Au-delà du système carcéral, le réalisateur s’est surtout attaché à montrer les déchirements d’une mère, puissante dans sa fragilité, qui perd pied et qui ne s’identifie plus à celle qu’elle est devenue. Sidse Babett Knudsen est impressionnante dans son interprétation. Avec une économie de gestes et d’expressions, elle parvient à rendre toute la complexité de son personnage torturé.

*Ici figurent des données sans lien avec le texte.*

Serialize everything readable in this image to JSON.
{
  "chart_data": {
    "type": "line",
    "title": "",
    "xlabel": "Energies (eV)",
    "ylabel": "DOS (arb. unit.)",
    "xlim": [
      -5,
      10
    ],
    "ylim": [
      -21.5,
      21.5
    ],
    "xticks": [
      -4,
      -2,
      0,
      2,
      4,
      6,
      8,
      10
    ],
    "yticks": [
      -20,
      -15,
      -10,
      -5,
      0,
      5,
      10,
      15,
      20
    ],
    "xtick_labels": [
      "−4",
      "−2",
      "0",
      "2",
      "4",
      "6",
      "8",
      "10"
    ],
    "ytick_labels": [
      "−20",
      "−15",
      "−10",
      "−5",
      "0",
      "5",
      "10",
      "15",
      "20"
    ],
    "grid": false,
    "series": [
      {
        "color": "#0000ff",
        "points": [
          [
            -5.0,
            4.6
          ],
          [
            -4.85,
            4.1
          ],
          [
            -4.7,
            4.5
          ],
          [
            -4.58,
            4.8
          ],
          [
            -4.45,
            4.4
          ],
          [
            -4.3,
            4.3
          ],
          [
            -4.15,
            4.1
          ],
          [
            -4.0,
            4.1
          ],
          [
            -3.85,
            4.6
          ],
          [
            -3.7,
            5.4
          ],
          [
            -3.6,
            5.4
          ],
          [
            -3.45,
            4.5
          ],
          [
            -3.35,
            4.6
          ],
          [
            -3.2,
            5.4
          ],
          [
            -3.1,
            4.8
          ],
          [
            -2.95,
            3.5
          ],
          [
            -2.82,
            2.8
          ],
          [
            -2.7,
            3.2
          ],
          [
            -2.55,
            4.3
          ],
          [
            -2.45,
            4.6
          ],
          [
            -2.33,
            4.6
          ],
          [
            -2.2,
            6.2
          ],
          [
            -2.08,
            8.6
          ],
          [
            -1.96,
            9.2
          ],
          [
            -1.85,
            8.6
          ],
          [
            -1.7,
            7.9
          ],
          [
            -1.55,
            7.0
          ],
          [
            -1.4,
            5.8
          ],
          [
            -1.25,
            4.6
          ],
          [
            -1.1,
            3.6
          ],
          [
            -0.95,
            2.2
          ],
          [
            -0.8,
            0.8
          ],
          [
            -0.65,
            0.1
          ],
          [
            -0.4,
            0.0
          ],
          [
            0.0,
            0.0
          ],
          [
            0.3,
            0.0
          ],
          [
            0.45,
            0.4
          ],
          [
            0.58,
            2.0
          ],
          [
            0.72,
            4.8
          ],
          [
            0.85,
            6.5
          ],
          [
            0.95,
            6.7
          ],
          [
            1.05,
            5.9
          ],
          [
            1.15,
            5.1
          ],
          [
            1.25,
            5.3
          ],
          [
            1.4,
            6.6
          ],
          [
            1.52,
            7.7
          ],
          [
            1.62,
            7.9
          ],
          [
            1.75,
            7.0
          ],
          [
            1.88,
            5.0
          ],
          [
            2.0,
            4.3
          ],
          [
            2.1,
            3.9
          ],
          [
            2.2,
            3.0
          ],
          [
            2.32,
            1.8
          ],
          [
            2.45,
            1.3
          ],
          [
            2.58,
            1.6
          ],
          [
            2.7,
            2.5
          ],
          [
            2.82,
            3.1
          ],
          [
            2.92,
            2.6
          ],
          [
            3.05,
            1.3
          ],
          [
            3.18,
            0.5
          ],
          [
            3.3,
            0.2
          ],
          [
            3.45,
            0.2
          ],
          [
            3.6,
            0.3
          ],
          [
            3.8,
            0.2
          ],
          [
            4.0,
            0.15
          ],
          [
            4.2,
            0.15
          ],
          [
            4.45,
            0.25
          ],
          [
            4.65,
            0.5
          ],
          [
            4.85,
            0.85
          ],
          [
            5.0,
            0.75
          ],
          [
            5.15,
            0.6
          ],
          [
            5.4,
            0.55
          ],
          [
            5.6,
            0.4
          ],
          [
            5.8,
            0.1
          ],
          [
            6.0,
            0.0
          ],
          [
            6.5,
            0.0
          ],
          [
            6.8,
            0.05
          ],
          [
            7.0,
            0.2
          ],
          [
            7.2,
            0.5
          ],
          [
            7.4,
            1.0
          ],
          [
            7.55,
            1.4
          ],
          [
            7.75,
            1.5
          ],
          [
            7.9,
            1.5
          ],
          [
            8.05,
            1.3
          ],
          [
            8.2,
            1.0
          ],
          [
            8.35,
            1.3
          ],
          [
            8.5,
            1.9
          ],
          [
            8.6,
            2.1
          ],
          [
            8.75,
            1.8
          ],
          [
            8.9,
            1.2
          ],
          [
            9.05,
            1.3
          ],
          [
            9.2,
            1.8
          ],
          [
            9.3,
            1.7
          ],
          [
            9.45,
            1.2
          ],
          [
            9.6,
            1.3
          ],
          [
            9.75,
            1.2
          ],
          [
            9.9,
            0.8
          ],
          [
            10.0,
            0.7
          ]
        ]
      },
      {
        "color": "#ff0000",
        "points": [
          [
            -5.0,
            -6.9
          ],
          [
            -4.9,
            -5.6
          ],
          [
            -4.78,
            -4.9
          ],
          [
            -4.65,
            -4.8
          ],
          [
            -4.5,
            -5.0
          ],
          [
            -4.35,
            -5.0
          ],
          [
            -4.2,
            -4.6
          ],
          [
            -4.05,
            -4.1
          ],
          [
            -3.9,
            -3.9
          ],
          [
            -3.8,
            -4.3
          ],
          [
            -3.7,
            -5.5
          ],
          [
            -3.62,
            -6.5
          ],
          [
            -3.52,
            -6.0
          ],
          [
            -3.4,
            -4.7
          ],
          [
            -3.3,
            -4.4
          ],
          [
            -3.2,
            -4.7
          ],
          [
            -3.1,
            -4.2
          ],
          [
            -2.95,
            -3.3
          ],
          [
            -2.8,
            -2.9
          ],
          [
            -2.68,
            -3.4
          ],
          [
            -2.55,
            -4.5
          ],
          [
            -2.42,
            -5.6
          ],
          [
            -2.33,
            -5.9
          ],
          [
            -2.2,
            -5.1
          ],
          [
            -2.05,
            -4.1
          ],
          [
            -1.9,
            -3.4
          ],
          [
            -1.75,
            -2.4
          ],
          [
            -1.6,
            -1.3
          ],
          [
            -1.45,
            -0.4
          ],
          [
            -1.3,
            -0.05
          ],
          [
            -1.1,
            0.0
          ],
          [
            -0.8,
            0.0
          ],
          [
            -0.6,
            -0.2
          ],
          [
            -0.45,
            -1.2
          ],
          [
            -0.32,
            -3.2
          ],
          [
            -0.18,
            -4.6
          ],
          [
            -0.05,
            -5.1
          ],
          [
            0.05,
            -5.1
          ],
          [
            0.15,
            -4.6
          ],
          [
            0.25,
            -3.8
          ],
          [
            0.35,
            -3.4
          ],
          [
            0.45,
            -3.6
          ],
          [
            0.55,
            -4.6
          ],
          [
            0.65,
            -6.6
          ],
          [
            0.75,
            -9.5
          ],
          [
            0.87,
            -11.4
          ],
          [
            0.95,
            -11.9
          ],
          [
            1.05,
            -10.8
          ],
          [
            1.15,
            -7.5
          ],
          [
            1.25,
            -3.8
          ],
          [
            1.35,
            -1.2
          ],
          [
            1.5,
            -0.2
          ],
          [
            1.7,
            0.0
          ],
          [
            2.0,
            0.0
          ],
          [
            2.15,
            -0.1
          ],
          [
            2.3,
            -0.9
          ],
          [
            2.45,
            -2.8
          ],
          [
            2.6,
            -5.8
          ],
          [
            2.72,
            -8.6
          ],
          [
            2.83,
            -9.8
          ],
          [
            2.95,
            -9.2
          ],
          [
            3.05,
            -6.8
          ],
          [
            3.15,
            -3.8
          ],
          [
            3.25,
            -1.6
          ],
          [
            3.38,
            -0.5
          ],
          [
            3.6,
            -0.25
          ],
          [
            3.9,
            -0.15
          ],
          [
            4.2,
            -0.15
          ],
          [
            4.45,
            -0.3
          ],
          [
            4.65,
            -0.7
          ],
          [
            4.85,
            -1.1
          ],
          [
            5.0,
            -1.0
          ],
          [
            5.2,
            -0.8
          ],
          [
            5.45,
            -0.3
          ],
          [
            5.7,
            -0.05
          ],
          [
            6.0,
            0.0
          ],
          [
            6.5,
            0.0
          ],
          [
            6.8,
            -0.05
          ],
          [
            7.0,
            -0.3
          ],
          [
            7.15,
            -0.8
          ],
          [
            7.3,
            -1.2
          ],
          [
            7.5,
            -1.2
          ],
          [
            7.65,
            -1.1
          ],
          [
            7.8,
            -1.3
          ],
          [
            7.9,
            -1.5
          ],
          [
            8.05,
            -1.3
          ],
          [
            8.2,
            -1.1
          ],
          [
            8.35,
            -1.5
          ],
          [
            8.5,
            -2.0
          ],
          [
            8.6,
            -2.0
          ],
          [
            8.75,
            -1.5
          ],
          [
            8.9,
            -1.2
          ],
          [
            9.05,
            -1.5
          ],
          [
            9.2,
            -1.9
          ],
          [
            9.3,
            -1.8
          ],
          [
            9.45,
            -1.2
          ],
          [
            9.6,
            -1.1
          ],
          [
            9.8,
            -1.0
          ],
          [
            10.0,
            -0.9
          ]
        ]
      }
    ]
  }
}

L’une des scènes les plus fortes du film, et il y en a plusieurs, est sans doute celle qui réunit Eva, Mikkel et sa mère autour d’une table lors de la sortie familiale du prisonnier. Enfermés comme dans un tableau, tous prisonniers de leur souffrance, ils ne peuvent se libérer du passé, ni communiquer. Des sons, un film puissant et physique sur le deuil impossible et la lutte inévitable, parfois contre soi-même, pour le pardon et la liberté.
La feuille
Genre : Thriller, Drame
Réalisateur : Gustav Möller
Acteurs: Sidse Babett Knudsen, Sebastian Bull Sarning, Dar Salim
Pays : Danemark/Suède
Durée : 1h40
Sortie : 10 juillet 2024
Distributeur : Les films du Losange
Synopsis: Eva, gardienne de prison exemplaire, se retrouve confrontée à un véritable dilemme lorsqu’un jeune homme de son passé est transféré dans la prison où elle travaille. Sans dévoiler son secret, Eva demande son transfert dans l’unité du jeune homme, réputée comme la plus violente de la prison.